Court holds that Website Operator Not Liable Without Specific Knowledge of Copyright Infringement
In a case of first impression, UMG Recordings v. Shelter Capital Partners, et al., the Ninth Circuit refused to hold a website operator liable for copyright infringement based solely on the operator’s general knowledge that some of the third party content on its site may be infringing copyright owners’ rights. While the case only involved video content submitted by users, its holding applies to text, audio, photos and all user generated content. The holding also applies to all industries and businesses that have websites, social media or blogs and that permit uploading of user-generated content.
Facts and Issues
The Defendant Veoh operates a publicly accessible website that enables users to share videos with other users. The Plaintiff, Universal Music Group, produces and distributes recorded music and music videos. Although Veoh has implemented various procedures to prevent copyright infringement through its upload system and its website, users of Veoh’s service have in the past been able, without authorization from copyright owners, such as UMG, to upload music videos containing songs in which UMG owns the copyright rights. This in turn allows other Veoh users to view and even download those music videos.

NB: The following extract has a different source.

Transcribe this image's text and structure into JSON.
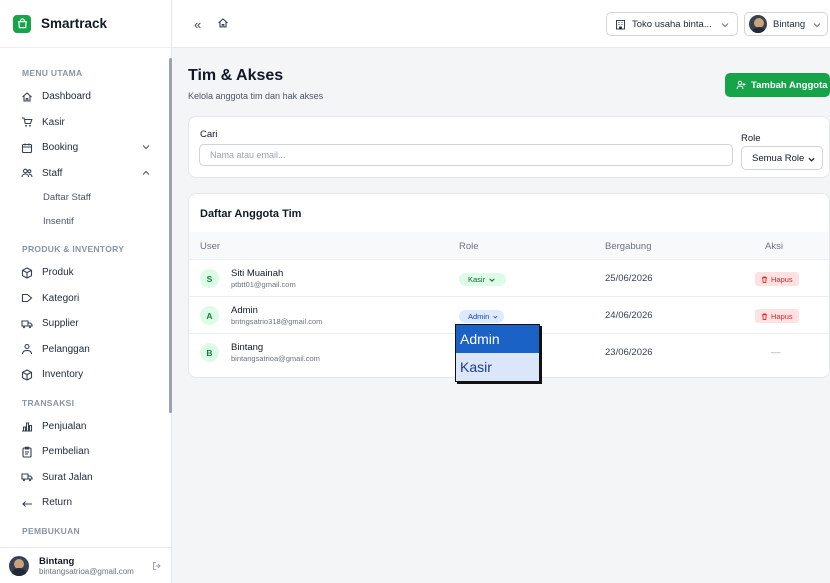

The Digital Millennium Copyright Act (DMCA) provides so-called “safe harbor” for website operators so that even when a user of the website operator’s site shares a copyright protected video with other users, if the website operator meets the requirements set forth in the “safe harbor”, that operator is not liable for copyright infringement.
In the UMG Recordings case, the particular “safe harbor” Veoh invoked protects website operators and other “service providers” from liability for the copyright infringement of others who provide content on their sites when the provider “expeditiously” takes down the allegedly infringing content residing on its servers in response to a notice from a copyright owner (commonly referred to as a DMCA notice) that the content is infringing the owner’s copyright.
There was no question that Veoh acted expeditiously to remove allegedly infringing content from its servers upon receipt of DMCA notices alleging that specific content on its site was infringing. UMG claimed, however, that Veoh’s actions were insufficient due to Veoh’s late adoption of filtering technology to detect infringing material and that Veoh removed only the specific videos identified in DMCA takedown notices, but not other infringing material that the filter detected.
UMG argued that Veoh’s failure to remove other infringing material detected by its filters imputed Veoh with “actual knowledge” of the infringing activity, which, if true, would deprive Veoh of the DMCA safe harbor. UMG also raised numerous factors that could have tipped off Veoh to the presence of infringing content on its servers, such as the presence of music videos without any license from a rights holder.
The Court’s Ruling
The Court concluded that to be liable for infringement a service provider must be aware of specific infringing material to have the ability to control that infringing activity.
In finding that Veoh was entitled to the DMCA safe harbor, the Court first found that Veoh’s functions in connection with video uploads by users fell within the safe harbor requirement that the uploaded content on Veoh’s website was “by reason of the storage at the direction of the user.” The court upheld summary judgment and a Rule 12(b)(6) dismissal in favor of defendants.
The Court reached the same conclusion regarding the safe harbor condition that, “in the absence of [actual] knowledge, [the service provider] is not aware of facts or circumstances from which infringing activity is apparent.”
ImplicationsWhen statutorily compliant and specific DMCA takedown notices are received, a website operator or service provider that acts expeditiously to remove the specifically identified infringing content will not likely lose the DMCA safe harbor insulating liability for user-generated content. At least that is the law in the Ninth Circuit and persuasive authority in other circuits until the Second Circuit issues its decision on the same issue in Viacom v. YouTube.